The Mystery Surrounding The Infamous Turducken's Origins

Call it what you will, the Medieval Period, the Middle Ages, or the Dark Ages, we have a love affair with the shadowy centuries between the fall of the Roman Empire and the rise of the Renaissance. Just look at the long popularity of fantasy literature, films, and television inspired by the period like the "Lord of The Rings" trilogy, and HBO's "Game of Thrones" and its prequel "House of the Dragon." It was a time of kings and knights, sorcery and legend, historical elements we can still feel and see with just enough unwritten mystery to allow our imaginations to run wild.

Accounts of foods in the Middle Ages seem like just that, with the Huffington Post reporting a roundup of dishes that seem grounded in reality but fueled by flights of fancy, such as fish sauce doughnuts and ostrich ragout. Another dish mentioned is dormice, which consists of dormouse stuffed with forcemeat and cooked. Whether you find roasted rodents repulsive or not, it is evidence of a culinary practice that arose during the period: Engastration, or stuffing with meat, either from the same type of animal or a different one altogether, reports the Tri-County Times.

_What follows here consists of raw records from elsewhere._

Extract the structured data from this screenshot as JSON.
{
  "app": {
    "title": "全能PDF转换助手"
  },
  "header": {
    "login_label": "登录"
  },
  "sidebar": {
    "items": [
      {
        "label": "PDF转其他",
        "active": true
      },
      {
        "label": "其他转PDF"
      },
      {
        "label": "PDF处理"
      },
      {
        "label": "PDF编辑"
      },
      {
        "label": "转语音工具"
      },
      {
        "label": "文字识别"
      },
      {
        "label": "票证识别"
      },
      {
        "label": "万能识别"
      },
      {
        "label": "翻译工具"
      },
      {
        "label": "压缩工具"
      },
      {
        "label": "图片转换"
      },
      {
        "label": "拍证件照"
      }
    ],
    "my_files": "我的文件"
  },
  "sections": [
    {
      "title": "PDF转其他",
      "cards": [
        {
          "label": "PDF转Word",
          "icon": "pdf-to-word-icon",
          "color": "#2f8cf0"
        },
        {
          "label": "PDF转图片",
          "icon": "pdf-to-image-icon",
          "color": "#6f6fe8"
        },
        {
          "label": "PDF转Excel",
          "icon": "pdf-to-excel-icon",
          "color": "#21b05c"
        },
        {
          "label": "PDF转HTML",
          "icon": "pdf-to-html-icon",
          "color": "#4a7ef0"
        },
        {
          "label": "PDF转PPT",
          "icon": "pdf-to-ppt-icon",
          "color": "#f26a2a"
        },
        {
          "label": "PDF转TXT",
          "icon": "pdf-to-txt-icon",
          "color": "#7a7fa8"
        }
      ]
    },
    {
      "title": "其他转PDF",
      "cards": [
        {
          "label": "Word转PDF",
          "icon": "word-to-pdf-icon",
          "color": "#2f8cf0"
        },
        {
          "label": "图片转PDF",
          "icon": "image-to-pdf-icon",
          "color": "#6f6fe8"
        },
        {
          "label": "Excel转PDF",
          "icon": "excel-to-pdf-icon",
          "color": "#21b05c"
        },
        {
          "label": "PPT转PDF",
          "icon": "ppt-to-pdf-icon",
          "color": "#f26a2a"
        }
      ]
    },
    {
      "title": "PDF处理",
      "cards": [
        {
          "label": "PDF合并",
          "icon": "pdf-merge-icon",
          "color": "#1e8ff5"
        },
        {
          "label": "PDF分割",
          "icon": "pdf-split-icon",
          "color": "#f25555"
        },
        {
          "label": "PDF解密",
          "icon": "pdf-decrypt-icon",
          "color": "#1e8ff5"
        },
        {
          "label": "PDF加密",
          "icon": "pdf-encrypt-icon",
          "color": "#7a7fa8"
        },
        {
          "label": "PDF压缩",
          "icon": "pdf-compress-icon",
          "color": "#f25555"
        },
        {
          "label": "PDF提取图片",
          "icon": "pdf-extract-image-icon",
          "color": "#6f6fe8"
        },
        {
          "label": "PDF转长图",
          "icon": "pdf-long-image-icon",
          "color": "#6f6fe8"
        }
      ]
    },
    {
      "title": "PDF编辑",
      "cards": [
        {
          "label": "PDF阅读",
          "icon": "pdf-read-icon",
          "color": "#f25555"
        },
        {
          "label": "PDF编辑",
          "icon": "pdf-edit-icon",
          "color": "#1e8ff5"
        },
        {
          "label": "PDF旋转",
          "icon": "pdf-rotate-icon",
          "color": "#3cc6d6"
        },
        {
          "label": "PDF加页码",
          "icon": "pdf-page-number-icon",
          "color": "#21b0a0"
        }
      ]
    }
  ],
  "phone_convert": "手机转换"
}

Though the term itself has fallen out of favor, engastration has carried on, both in haute cuisine — ballotines and galantines fit the bill — and festive fare, such as the seasonally-appropriate Turducken.

A long history of stuffing food in food

Surely you've heard of Turducken, the chimeric combination consisting of a small, deboned chicken stuffed into a deboned duck stuffed into a partially deboned turkey. It is a staple of many Thanksgiving tables desirous of flare and flouting tradition. But from whence did the Turducken come from?

Taste of Home states that Turducken burst on the culinary scene in the 1970s. The man who took credit for the dish was a dining luminary of that era. Paul Prudhomme was a larger-than-life Louisana chef whose New Orleans restaurant K-Paul's Louisiana Kitchen introduced numerous now-classic dishes like blackened redfish (via NOLA). Whether or not Prudhomme invented Turducken, the man responsible for launching it into the collective zeitgeist was National Football League (NFL) coach and broadcast legend John Madden. After being served a slice while in New Orleans, Madden became something of an evangelist for Turkducken's virtues. And given his sizable platform. Soon, people were curiously clamoring for a taste of their own.

If you're among the curious and have some time on your hands for an extensive prep, Serious Eats offers a comprehensive tutorial. If, however, you're horrified at the idea of any sort of engastration, consider that you may be a bit more familiar with it than you think. Porchetta is a popular Italian pork dish now commonly made with rolled pork shoulder or belly, but which once called for deboning, stuffing, and rolling a whole small pig, according to the European Union.